Last year, a new source of information was revealed by the detection of the coreshine. Unexpectedly, the densest part of cores shows up in emission in the 3.6 and 4.5 micron IRAC Spitzer bands. Originally detected in L183, further investigations showed that the effect is wide-spread and visible in about half of all cores investigated sofar. It was shown that the effect is the first direct evidence for the existence of grown dust grains in dense cores : only scattering by grains with sizes of about 1 micron can explain the observed fluxes and their spatial variation.
As a major application, the strong correlation of coreshine and extinction suggests that coreshine can trace the density of cores. Moreover, studying grain growth through the new coreshine window has implication for grain surface chemistry, the study of the history of local environments up to long-term changes in entire regions, and the impact on the seed population of planet growth in circumstellar disks. Comparing grain size data with opt./NIR extinction data and FIR/mm maps emission data, however, requires multi-wavelengths modeling, that is to deal with radiative transfer as the grand challenge of computational star formation.
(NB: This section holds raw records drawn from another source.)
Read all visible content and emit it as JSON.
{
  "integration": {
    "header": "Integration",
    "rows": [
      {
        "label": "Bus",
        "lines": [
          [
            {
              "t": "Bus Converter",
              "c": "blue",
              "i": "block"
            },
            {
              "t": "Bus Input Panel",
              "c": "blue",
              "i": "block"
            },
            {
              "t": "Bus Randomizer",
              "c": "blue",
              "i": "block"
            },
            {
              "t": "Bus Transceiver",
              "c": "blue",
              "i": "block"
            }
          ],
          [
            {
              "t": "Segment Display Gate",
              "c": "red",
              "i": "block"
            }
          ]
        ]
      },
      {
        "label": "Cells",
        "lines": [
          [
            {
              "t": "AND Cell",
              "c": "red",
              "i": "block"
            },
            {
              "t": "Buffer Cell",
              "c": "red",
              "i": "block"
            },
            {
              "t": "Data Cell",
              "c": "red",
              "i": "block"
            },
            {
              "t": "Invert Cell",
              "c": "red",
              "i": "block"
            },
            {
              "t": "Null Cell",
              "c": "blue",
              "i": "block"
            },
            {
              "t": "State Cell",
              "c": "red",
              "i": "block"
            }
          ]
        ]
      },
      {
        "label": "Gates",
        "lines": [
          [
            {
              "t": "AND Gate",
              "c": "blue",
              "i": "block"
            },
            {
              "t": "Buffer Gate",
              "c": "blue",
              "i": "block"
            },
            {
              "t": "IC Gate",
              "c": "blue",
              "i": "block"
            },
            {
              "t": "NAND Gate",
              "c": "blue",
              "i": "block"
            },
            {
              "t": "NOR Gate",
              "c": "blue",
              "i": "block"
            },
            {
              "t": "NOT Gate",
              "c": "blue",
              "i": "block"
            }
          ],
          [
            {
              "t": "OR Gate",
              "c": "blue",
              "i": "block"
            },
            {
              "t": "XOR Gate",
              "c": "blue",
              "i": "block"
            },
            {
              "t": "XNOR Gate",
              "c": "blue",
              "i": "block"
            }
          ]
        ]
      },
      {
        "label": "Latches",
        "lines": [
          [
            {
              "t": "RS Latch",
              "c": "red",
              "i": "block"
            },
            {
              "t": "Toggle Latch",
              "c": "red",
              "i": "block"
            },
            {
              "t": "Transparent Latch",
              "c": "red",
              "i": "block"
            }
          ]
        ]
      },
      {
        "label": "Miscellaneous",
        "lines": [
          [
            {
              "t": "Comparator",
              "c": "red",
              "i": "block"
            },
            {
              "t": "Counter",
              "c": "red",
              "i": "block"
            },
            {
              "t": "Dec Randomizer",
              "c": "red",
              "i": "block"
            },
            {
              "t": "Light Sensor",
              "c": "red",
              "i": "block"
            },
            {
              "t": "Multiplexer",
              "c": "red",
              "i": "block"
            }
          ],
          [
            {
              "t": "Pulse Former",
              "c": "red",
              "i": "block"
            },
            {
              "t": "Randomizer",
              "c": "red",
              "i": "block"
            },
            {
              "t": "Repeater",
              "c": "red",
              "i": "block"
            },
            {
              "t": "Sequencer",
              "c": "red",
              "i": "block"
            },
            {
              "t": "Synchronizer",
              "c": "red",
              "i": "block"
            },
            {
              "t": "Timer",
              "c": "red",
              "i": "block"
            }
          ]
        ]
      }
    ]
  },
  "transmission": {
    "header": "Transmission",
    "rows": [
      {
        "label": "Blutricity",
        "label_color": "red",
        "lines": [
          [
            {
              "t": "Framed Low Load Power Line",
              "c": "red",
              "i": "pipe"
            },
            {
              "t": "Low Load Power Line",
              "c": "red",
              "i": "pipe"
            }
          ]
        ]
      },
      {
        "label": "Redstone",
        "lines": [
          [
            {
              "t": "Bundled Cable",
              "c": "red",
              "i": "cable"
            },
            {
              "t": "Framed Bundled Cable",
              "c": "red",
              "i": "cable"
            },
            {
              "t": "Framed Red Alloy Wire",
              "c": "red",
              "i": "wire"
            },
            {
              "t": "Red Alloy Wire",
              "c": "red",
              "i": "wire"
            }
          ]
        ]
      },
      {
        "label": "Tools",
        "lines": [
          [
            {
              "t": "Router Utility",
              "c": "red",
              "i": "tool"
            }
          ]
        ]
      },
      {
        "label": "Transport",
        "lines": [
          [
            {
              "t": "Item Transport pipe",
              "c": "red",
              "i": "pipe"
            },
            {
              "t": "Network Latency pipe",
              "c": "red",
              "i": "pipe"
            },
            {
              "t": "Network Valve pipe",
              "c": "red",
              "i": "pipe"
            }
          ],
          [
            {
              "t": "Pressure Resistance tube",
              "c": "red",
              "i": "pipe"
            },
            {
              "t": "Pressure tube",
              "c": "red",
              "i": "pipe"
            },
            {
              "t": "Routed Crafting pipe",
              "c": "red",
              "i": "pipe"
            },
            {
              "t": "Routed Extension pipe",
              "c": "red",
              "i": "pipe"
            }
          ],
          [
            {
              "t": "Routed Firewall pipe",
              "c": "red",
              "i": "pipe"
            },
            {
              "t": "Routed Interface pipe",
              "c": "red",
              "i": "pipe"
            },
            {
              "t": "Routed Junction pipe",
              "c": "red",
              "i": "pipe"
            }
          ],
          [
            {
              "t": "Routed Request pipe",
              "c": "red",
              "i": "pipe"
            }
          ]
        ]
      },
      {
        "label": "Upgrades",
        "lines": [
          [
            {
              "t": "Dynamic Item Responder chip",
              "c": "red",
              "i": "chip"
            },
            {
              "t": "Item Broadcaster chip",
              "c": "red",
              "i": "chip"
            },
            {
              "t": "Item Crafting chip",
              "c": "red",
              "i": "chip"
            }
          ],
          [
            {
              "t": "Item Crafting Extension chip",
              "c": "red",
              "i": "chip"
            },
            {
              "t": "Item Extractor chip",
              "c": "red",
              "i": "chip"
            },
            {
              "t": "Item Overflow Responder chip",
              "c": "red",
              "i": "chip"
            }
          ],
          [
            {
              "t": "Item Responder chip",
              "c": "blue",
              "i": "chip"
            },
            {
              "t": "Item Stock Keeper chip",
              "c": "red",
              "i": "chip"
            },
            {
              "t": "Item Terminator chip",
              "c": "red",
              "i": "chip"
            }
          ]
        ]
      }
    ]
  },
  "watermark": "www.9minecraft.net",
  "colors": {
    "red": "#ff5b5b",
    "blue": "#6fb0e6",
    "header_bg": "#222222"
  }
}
In this talk, I will introduce the topic and describe the coreshine effect and it implications like a grain growth clock for the core age or the routinely applied tracing of gas density using NIRCAM/JWST. An coreshine application of special interest is to reveal the seed population for dust in circumstellar disks which later serves as building blocks to form earth-like planets. In the ANR-funded CHEX project SEED - Starting planEt formation by Early Dust growth, this effect will be investigated at IPAG. The goals of the project will be described along with the offer of expertise in 3D radiative transfer and automated parameter optimization as intended by the chaires d’excellence program.
Figure Caption : Coreshine seen in a variety of pre- and proto-stellar objects ranging from cores to disks. The emission is visible in the 3.6 micron Spitzer IRAC image in the densest parts (left) which are seen in absorption at 8 micron (right) against the bright background.